Fusion entérinée entre la Banco popolare et la BPM

Fusion entérinée entre la Banco popolare et la BPM

Photo: Keystone

Les actionnaires de la Banco popolare et de la Banca popolare di Milano (BPM) ont nettement voté samedi en faveur d'une fusion. Cette étape était très importante dans la consolidation du secteur bancaire en Italie.

Comme prévu, le projet a été validé par les actionnaires de Banco Popolare réunis à Vérone, par 23'683 voix pour, 118 contre et 11 abstentions. Le résultat était en revanche plus incertain à la PM, aux assemblées générales toujours plus agitées et où deux associations de retraités avaient appelé à voter contre. Mais là aussi, le oui l'a largement emporté: 7315 actionnaires ont voté pour, 2731 contre, 142 se sont abstenus et 11 n'ont pas voté.

Une majorité des 2/3 était nécessaire pour que le projet soit validé.

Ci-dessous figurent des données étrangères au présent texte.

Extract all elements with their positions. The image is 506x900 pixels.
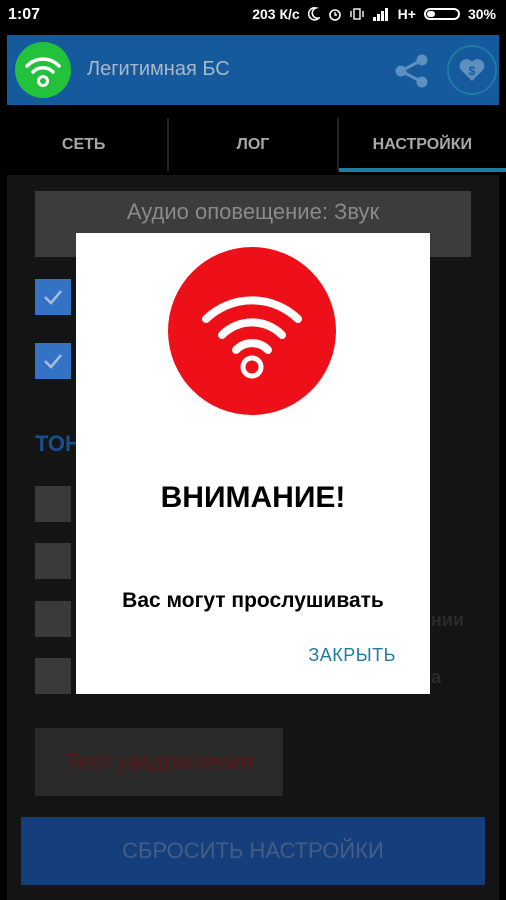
tab-settings-label: НАСТРОЙКИ (372, 135, 472, 153)
status-time: 1:07 (8, 6, 41, 23)
app-bar: Легитимная БС $ (7, 35, 499, 105)
checkbox-3[interactable] (35, 486, 71, 522)
network-type: H+ (397, 6, 416, 22)
battery-icon (423, 8, 460, 20)
app-title: Легитимная БС (87, 58, 230, 80)
tab-settings[interactable]: НАСТРОЙКИ (336, 118, 506, 172)
network-speed: 203 К/с (252, 6, 300, 22)
svg-text:$: $ (469, 64, 476, 78)
vibrate-icon (349, 8, 364, 20)
signal-icon (372, 8, 388, 21)
battery-percent: 30% (467, 6, 496, 22)
test-notification-button[interactable]: Тест уведомления (35, 728, 283, 796)
checkbox-1[interactable] (35, 279, 71, 315)
tab-network[interactable]: СЕТЬ (0, 118, 167, 171)
checkmark-icon (44, 290, 62, 305)
reset-settings-button[interactable]: СБРОСИТЬ НАСТРОЙКИ (21, 817, 485, 885)
warning-dialog: ВНИМАНИЕ! Вас могут прослушивать ЗАКРЫТЬ (76, 233, 430, 694)
tab-network-label: СЕТЬ (61, 135, 106, 153)
status-bar: 1:07 203 К/с H+ 30% (0, 0, 506, 30)
tab-log[interactable]: ЛОГ (167, 118, 336, 171)
wifi-alert-icon (168, 247, 336, 415)
setting-label-fragment: нии (431, 610, 465, 630)
share-icon[interactable] (392, 53, 432, 89)
tab-bar: СЕТЬ ЛОГ НАСТРОЙКИ (0, 118, 506, 172)
checkbox-4[interactable] (35, 543, 71, 579)
setting-label-fragment: а (431, 667, 442, 687)
dialog-title: ВНИМАНИЕ! (160, 481, 346, 514)
close-button[interactable]: ЗАКРЫТЬ (308, 645, 396, 666)
donate-dollar-icon[interactable]: $ (447, 45, 497, 95)
battery-level (426, 11, 435, 17)
tab-log-label: ЛОГ (236, 135, 270, 153)
alarm-icon (328, 9, 341, 21)
wifi-icon (15, 42, 71, 98)
checkbox-5[interactable] (35, 601, 71, 637)
dialog-message: Вас могут прослушивать (122, 589, 384, 612)
checkbox-2[interactable] (35, 343, 71, 379)
moon-icon (307, 7, 320, 21)
checkbox-6[interactable] (35, 658, 71, 694)
section-header: ТОН (35, 431, 81, 456)
checkmark-icon (44, 354, 62, 369)
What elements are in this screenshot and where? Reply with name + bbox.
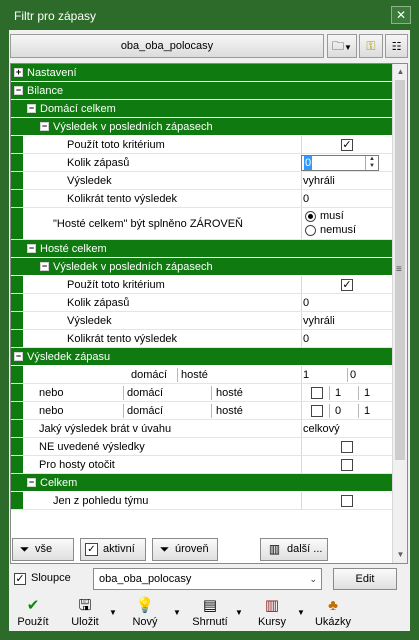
collapse-icon[interactable]: − [27,478,36,487]
odds-button[interactable]: ▥ Kursy [249,596,295,631]
property-tree[interactable]: + Nastavení − Bilance − Domácí celkem − … [10,63,408,564]
prop-jen-z-pohledu[interactable]: Jen z pohledu týmu [11,492,393,510]
collapse-icon[interactable]: − [14,86,23,95]
checkbox-icon: ✓ [85,543,98,556]
prop-vysledek-2[interactable]: Výsledek vyhráli [11,312,393,330]
category-nastaveni[interactable]: + Nastavení [11,64,393,82]
filter-all-button[interactable]: ⏷ vše [12,538,74,561]
window-title: Filtr pro zápasy [14,9,97,23]
key-button[interactable]: ⚿ [359,34,383,58]
prop-vysledek-1[interactable]: Výsledek vyhráli [11,172,393,190]
prop-jaky-vysledek[interactable]: Jaký výsledek brát v úvahu celkový [11,420,393,438]
summary-button[interactable]: ▤ Shrnutí [185,596,235,631]
vertical-scrollbar[interactable]: ▲ ≡ ▼ [392,64,407,563]
chevron-down-icon: ▼ [344,43,352,52]
key-icon: ⚿ [366,39,376,53]
collapse-icon[interactable]: − [27,104,36,113]
filter-window: Filtr pro zápasy ✕ oba_oba_polocasy 🗀▼ ⚿… [0,0,419,640]
collapse-icon[interactable]: − [14,352,23,361]
save-dropdown-icon[interactable]: ▼ [109,608,117,617]
prop-pro-hosty[interactable]: Pro hosty otočit [11,456,393,474]
prop-kolikrat-2[interactable]: Kolikrát tento výsledek 0 [11,330,393,348]
edit-button[interactable]: Edit [333,568,397,590]
folder-icon: 🗀 [332,39,345,53]
save-button[interactable]: 🖫 Uložit [59,596,111,631]
prop-hoste-celkem-splneno[interactable]: "Hosté celkem" být splněno ZÁROVEŇ musí … [11,208,393,240]
sloupce-checkbox[interactable]: ✓ [14,573,26,585]
title-bar: Filtr pro zápasy ✕ [0,0,419,30]
prop-skore[interactable]: domácí hosté 1 0 [11,366,393,384]
columns-bar: ✓ Sloupce oba_oba_polocasy ⌄ Edit [10,567,408,591]
filter-level-button[interactable]: ⏷ úroveň [152,538,218,561]
floppy-icon: 🖫 [78,597,92,614]
odds-chart-icon: ▥ [264,597,280,614]
new-dropdown-icon[interactable]: ▼ [173,608,181,617]
nebo-1-checkbox[interactable] [311,387,323,399]
prop-pouzit-kriterium-2[interactable]: Použít toto kritérium ✓ [11,276,393,294]
nebo-2-checkbox[interactable] [311,405,323,417]
folder-menu-button[interactable]: 🗀▼ [327,34,357,58]
lightbulb-icon: 💡 [135,597,155,614]
filter-active-button[interactable]: ✓ aktivní [80,538,146,561]
nemusi-radio[interactable] [305,225,316,236]
funnel-icon: ⏷ [19,542,30,556]
category-vysledek-v-poslednich-2[interactable]: − Výsledek v posledních zápasech [11,258,393,276]
prop-nebo-2[interactable]: nebo domácí hosté 0 1 [11,402,393,420]
category-bilance[interactable]: − Bilance [11,82,393,100]
filter-bar: ⏷ vše ✓ aktivní ⏷ úroveň ▥ další ... [10,538,408,563]
prop-ne-uvedene[interactable]: NE uvedené výsledky [11,438,393,456]
prop-kolikrat-1[interactable]: Kolikrát tento výsledek 0 [11,190,393,208]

'Le futur et non le passé'

Lundi, les dirigeants de BPM avaient écrit aux actionnaires pour les inciter à participer massivement à l'assemblée afin de soutenir la naissance de 'Banco BPM', appelée à devenir la 3e banque de la péninsule derrière Intesa Sanpaolo et UniCredit.

Il s'agit d'un 'choix important' dans un 'contexte de grande incertitude pour le système bancaire italien', avaient souligné le directeur général de BPM, Giuseppe Castagna, et le président de son conseil de gestion Mario Anolli.

Devant les actionnaires réunis dans un hall du salon des expositions de Milan, M. Castagna a demandé aux actionnaires hésitants de 'regarder le futur et non le passé'. Il a martelé que le projet représentait 'un saut' majeur pour donner naissance à 'une grande banque' en mesure de réaliser 1,1 milliard d'euros de bénéfice net en 2019, contre 600 millions pour les deux établissements séparés en 2015, ceci grâce à des synergies et des réductions de coûts.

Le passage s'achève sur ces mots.